The substantial nationwide investment in inpatient palliative care services stems from their great promise to improve patient-centered outcomes and reduce costs. However, robust experimental evidence of these benefits is lacking. The Randomized Evaluation of Default Access to Palliative Services (REDAPS) study is a pragmatic, stepped-wedge, cluster randomized trial designed to test the efficacy and costs of specialized palliative care consultative services for hospitalized patients with advanced chronic obstructive pulmonary disease, dementia, or end-stage renal disease, as well as the overall effectiveness of ordering such services by default. Additional aims are to identify the types of services that are most beneficial and the types of patients most likely to benefit, including comparisons between ward and intensive care unit patients. We hypothesize that patient-centered outcomes can be improved without increasing costs by simply changing the default option for palliative care consultation from opt-in to opt-out for patients with life-limiting illnesses. Patients aged 65 years or older are enrolled at 11 hospitals using an integrated electronic health record. As a pragmatic trial designed to enroll between 12,000 and 15,000 patients, eligibility is determined using a validated, electronic health record-based algorithm, and all outcomes are captured via the electronic health record and billing systems data. The time at which each hospital transitions from control, opt-in palliative care consultation to intervention, opt-out consultation is randomly assigned. The primary outcome is a composite measure of in-hospital mortality and length of stay. Secondary outcomes include palliative care process measures and clinical and economic outcomes. Clinical trial registered with www.clinicaltrials.gov (NCT02505035).

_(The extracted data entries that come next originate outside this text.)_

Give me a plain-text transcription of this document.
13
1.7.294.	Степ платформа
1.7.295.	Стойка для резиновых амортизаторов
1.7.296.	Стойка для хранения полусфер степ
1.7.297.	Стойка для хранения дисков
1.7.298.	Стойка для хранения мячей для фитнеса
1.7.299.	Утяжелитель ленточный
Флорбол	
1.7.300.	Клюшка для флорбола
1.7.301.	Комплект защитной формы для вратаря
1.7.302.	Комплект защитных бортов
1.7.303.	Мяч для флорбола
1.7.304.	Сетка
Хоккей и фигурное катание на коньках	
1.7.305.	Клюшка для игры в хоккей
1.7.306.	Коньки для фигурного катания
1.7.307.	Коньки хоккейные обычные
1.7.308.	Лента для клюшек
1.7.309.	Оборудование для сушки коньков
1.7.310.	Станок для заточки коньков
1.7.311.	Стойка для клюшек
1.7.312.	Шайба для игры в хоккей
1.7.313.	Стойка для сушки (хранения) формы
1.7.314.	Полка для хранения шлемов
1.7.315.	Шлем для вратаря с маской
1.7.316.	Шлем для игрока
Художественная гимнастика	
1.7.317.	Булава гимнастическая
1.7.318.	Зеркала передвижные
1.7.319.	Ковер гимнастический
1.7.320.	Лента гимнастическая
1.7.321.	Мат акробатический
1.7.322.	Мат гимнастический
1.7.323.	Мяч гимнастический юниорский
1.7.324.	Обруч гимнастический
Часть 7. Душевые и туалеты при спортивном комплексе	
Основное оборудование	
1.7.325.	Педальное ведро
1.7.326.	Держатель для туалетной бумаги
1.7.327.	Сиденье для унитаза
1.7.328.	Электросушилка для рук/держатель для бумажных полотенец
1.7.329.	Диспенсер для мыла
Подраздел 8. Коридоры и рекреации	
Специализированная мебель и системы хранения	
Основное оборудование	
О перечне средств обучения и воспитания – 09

Keywords: behavioral economics; electronic health records; palliative care; pragmatic clinical trial.

Figure 1.

Schematic of the stepped-wedge randomized trial. Wedge intervals are 2.4 months, representing the average of eight hospitals having 2.7-month intervals between them and the other three electronic health record–linked hospitals having 1.5-month intervals.

Figure 2.

Consort diagram for the Randomized Evaluation of Default Palliative Care Services (REDAPS) trial. The presence of an eligible diagnosis is determined from electronic health record data mining. For reference, Day 0 equals the calendar day of admission. COPD = chronic obstructive pulmonary disease; EHR = electronic health record; ESRD = end-stage renal disease; ITT = intention to treat; LOS = length of stay; PC = palliative care; PCC = palliative care consult.

Figure 3.

Pragmatic-Explanatory Continuum Indicator Summary-2 (PRECIS-2). This schematic represents the PRECIS-2 criteria developed to measure how the design of a trial will impact the applicability of the results. It depicts a nine-spoked wheel representing domains of trial design that affect where on the continuum a trial is pragmatic or explanatory. It is scored on a 5-point Likert scale for each domain, 1 being very explanatory and 5 being very pragmatic. The values in this figure represent the consensus scores of four raters (the principal investigator, two National Institutes of Health program officials, and a methodologist from Westat Inc.) who were convened at a National Institutes of Health–sponsored review of pragmatic trials in April 2015.